LGSIFeb 17, 2021

Ego-based Entropy Measures for Structural Representations on Graphs

arXiv:2102.08735v1
Originality Highly original
AI Analysis

This addresses the need for efficient structural role identification in complex networks like molecules and social networks, offering a time-efficient and robust solution.

The paper tackles the problem of identifying structurally equivalent nodes in graphs, which is computationally expensive with existing methods, by proposing VNEstruct, a simple entropy-based approach that achieves state-of-the-art performance on graph classification tasks.

Machine learning on graph-structured data has attracted high research interest due to the emergence of Graph Neural Networks (GNNs). Most of the proposed GNNs are based on the node homophily, i.e neighboring nodes share similar characteristics.

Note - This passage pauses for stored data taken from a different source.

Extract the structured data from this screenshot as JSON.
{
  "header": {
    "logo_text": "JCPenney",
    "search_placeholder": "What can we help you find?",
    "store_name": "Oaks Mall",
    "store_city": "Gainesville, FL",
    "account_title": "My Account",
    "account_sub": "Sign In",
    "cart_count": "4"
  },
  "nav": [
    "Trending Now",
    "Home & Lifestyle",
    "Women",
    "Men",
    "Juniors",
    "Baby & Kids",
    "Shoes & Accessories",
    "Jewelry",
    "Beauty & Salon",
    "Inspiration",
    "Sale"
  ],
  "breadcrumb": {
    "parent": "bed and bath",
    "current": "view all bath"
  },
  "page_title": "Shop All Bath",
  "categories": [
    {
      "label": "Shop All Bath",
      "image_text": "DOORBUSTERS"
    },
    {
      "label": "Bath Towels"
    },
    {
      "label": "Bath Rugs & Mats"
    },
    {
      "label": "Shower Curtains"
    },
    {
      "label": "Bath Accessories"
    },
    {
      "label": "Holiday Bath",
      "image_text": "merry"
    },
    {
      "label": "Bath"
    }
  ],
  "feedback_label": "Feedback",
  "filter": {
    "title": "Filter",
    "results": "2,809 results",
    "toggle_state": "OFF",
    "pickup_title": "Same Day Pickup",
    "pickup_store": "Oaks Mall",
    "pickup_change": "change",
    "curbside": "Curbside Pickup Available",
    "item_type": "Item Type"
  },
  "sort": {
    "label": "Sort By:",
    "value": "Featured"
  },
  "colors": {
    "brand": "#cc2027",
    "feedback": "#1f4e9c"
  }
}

However, in many complex networks, nodes that lie to distant parts of the graph share structurally equivalent characteristics and exhibit similar roles (e.g chemical properties of distant atoms in a molecule, type of social network users). A growing literature proposed representations that identify structurally equivalent nodes. However, most of the existing methods require high time and space complexity. In this paper, we propose VNEstruct, a simple approach, based on entropy measures of the neighborhood's topology, for generating low-dimensional structural representations, that is time-efficient and robust to graph perturbations. Empirically, we observe that VNEstruct exhibits robustness on structural role identification tasks. Moreover, VNEstruct can achieve state-of-the-art performance on graph classification, without incorporating the graph structure information in the optimization, in contrast to GNN competitors.